News
Uganda
9 April 2026
Farm Africa, UNHCR and partners team up on reforestation and clean cooking programme
UNHCR, the UN Refugee Agency, is joining forces with Farm Africa, Tree Aid, ICRAF, BB Energy, Hamerkop and Fairventures to implement large-scale clean cooking and reforestation projects in Uganda and Rwanda under the Refugee Environmental Protection Fund.
Across the initial pilot phase, the projects are expected to provide access to clean cooking solutions to more than 50,000 families with the aim to reduce reliance on firewood for household use.
More than 7,000 hectares of degraded land will also be restored through activities such as agroforestry, assisted natural regeneration, and community-based tree planting. The projects are also expected to generate verified voluntary carbon credits from 2027 onward.
Over the longer-term ambition of the platform, the initiative aims to restore more than 100,000 hectares, expand clean cooking access to over one million refugees and host community members, and reduce carbon emissions by up to six million tonnes of CO2 annually.
The announcement follows UNHCR’s earlier launch of the Refugee Environmental Protection Fund, the first large-scale refugee-led carbon finance platforms designed to mobilise voluntary carbon markets in displacement settings.
Siddhartha Sinha, Head of Innovative Financing, UNHCR, commented:
“This marks a structural shift in how we finance environmental and protection responses in displacement settings. By mobilising high-integrity carbon markets for clean energy and ecosystem restoration, we are demonstrating that refugee-hosting areas can attract private climate capital while delivering measurable protection, livelihood and resilience outcomes.”

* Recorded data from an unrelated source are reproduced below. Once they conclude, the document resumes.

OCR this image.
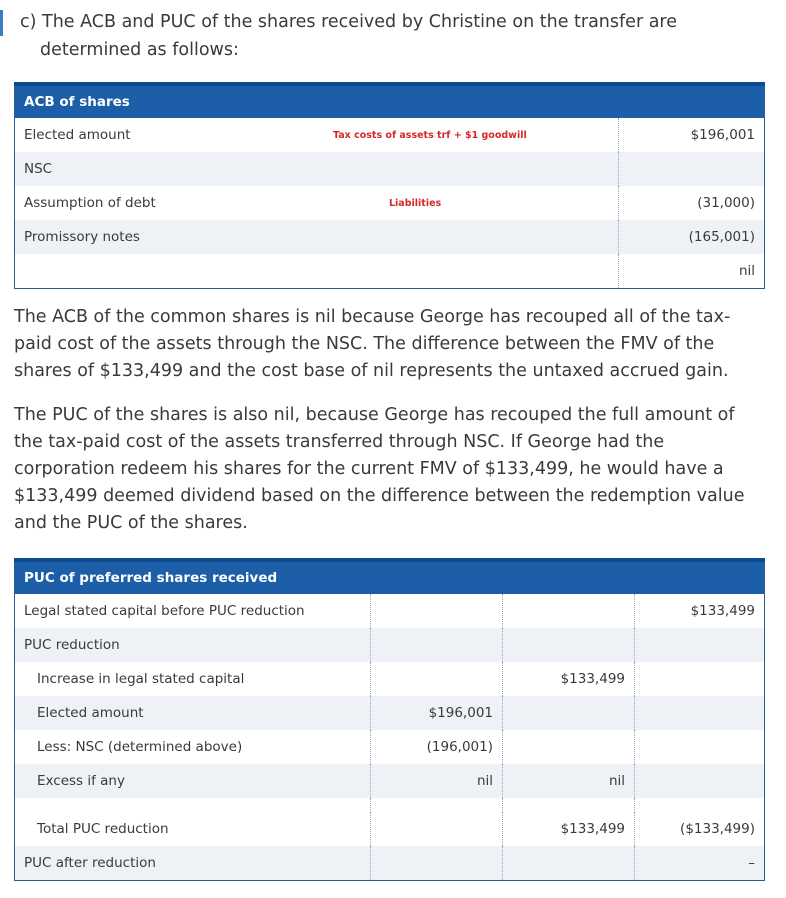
c) The ACB and PUC of the shares received by Christine on the transfer are
determined as follows:
ACB of shares	
Elected amount Tax costs of assets trf + $1 goodwill	$196,001
NSC	
Assumption of debt Liabilities	(31,000)
Promissory notes	(165,001)
	nil
The ACB of the common shares is nil because George has recouped all of the tax-paid cost of the assets through the NSC. The difference between the FMV of the shares of $133,499 and the cost base of nil represents the untaxed accrued gain.
The PUC of the shares is also nil, because George has recouped the full amount of the tax-paid cost of the assets transferred through NSC. If George had the corporation redeem his shares for the current FMV of $133,499, he would have a $133,499 deemed dividend based on the difference between the redemption value and the PUC of the shares.
PUC of preferred shares received			
Legal stated capital before PUC reduction			$133,499
PUC reduction			
Increase in legal stated capital		$133,499	
Elected amount	$196,001		
Less: NSC (determined above)	(196,001)		
Excess if any	nil	nil	

Total PUC reduction		$133,499	($133,499)
PUC after reduction			–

The projects will be implemented in Bidibidi and Kyangwali settlements in Uganda and in Kigeme camp in Rwanda, following government engagement and feasibility studies confirming land availability, implementation capacity and carbon certification pathways. The goal is to also jointly scale in other key priority sites within the two countries.
Implementation will be delivered through two consortia with defined site leadership across Uganda and Rwanda.
Farm Africa, Tree Aid and ICRAF will lead activities in Kyangwali settlement in Uganda and will co-lead reforestation activities in Kigeme camp in Rwanda. Drawing on long-standing regional experience in community forestry and landscape restoration, the consortium will implement biodiversity-focused restoration, agroforestry systems and long-term carbon sequestration activities.
“Community-led restoration is central to long-term success. Together with Tree Aid and ICRAF, we will work closely with refugees and host communities to restore degraded landscapes and ensure that environmental gains translate into tangible local benefits.”

Samuel Arop
Uganda Country Representative, Farm Africa
The BB Energy consortium will lead activities in Bidibidi settlement in Uganda and will manage the clean cooking component in Kigeme camp in Rwanda. BB Energy’s environmental subsidiary Everpath will oversee carbon asset management and structuring, with Hamerkop providing technical expertise on environmental and carbon design. The focus will be on market-based clean cooking solutions designed to reduce fuelwood dependence and associated emissions while improving household air quality.
In Kigeme, both consortia will work under joint governance, ensuring operational coordination between reforestation activities led by the Farm Africa, Tree Aid and ICRAF consortium and clean cooking activities led by the BB Energy – Hamerkop consortium.
Together, the integrated model is designed to reduce pressure on surrounding woodlands while restoring degraded landscapes, creating green jobs and establishing structured benefit-sharing mechanisms for refugees and host communities.